While turbine technologies change, the need for precise current measurement and control remains constant. The quality and performance of current transducers - whether they are controlling the position of the rotor and nacelle or the power to the grid - can have a direct impact on the overall efficiency of the wind turbine.
One key area in which transducers are used is to adjust with electrical drives the position of the nacelle and the rotor blades in relation to wind direction, to ensure maximum power generation or - in the case of too-high wind speeds - allow safe 'switch off' of the wind turbine. In this application, closed-loop current transducers with a low current rating offer the optimum combination of high bandwidth, short response time and good linearity, which is essential for high accuracy.
Current transducers are also essential for controlling power into the grid, whether the turbine is based on a conventional or modified 'Danish concept' with an asynchronous generator, or uses modern synchronous generator designs.
Conventional Danish-concept turbines combine a stallcontrolled rotor with three rotor blades; a gearbox to adapt the rotor revolutions to the generator speed; and a poleswitched asynchronous generator with squirrel-cage rotor. These turbines are coupled directly to the mains grid to produce a system with a virtually constant operating speed in the super-synchronous slip area. A slip control is used to adjust the rotor speed within narrow limits, while switching the poles of the generator enables wider adjustments. Power from the grid is used to build the rotating field, with soft-start between the generator and the grid to limit the inrush currents during start-up.

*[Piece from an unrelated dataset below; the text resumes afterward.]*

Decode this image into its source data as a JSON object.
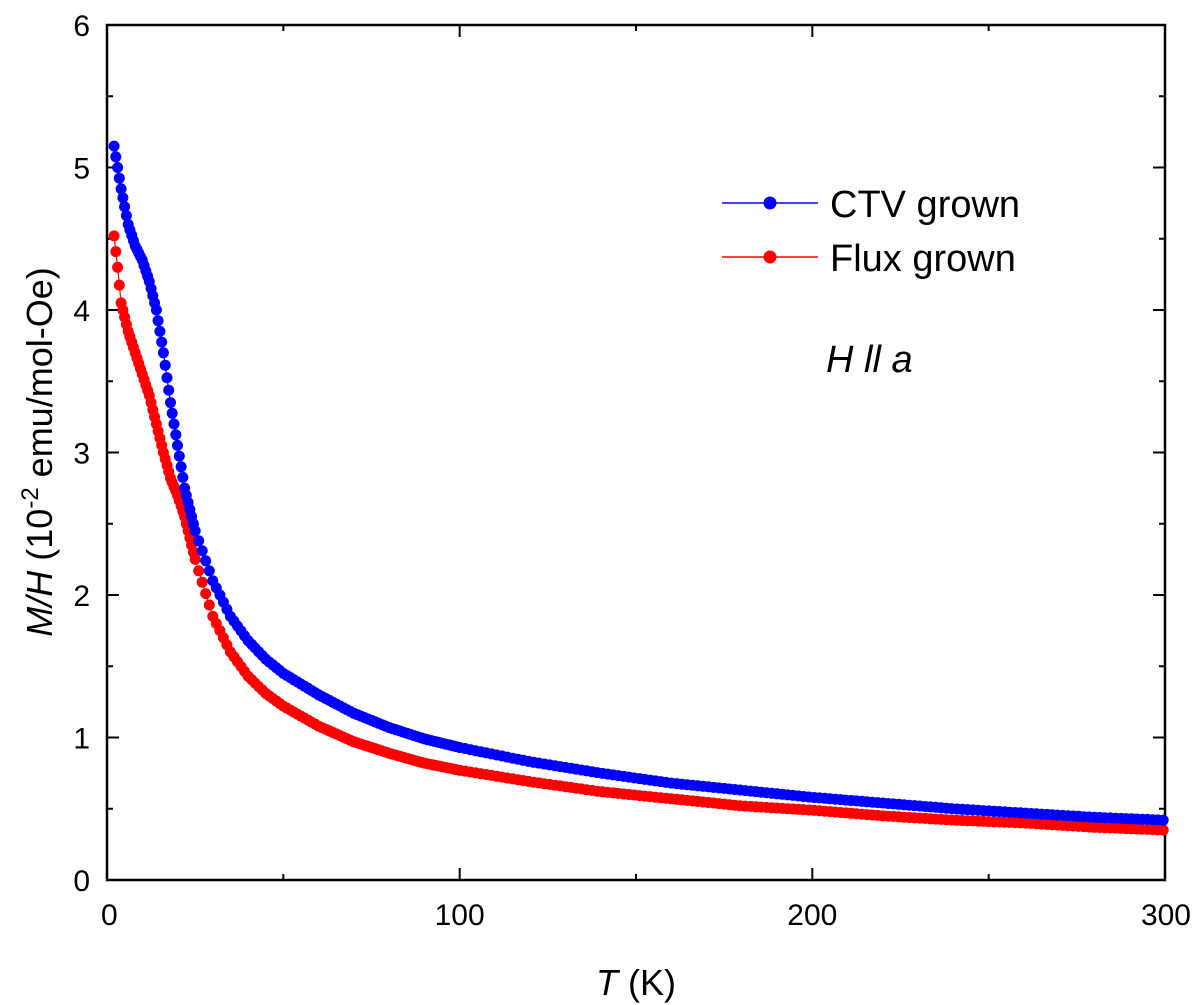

The majority of today's large wind turbines, however, use a modified Danish-concept design, which features a double-fed asynchronous generator with a slip-ring rotor coupled to the grid by an inverter. This creates a variable speed system, from sub-synchronous up to supersynchronous, and uses two identical pulse-controlled IGBT inverters with a voltage DC link as the converter. In this style of turbine, closed-loop current transducers with a medium current rating are used to provide the precise and fast current detection that is needed to control power for the grid and the DC link voltage.
Other modern turbines use a synchronous generator to provide a variable-speed system. In these designs, the gearbox, with its mechanical losses and intensive maintenance, is replaced by a multipoled ring generator that adapts the rotor revolutions to the generator speed, while pulse converters are used for the mains grid coupling. In this application, dynamic closed-loop current transducers are used in the rectifier and inverter stages.
The choice of closed-loop transducer for each type of turbine technology and application will directly affect overall system performance in accordance with grid code requirements. Current transducers, such as LEM's standard LF xx10 series or custom-designed versions, can be used as ready-to-use solutions in virtually any wind turbine design, where they offer good common-mode behaviour as well as an accuracy of 0.2-0.6% of the rated value from -40 to +85°C.
Their fast response time also provides short-circuit protection for the power semiconductor in the inverters. This, combined with optional encapsulation, offers an invaluable advantage for wind turbines in offshore areas where maintenance is difficult and expensive.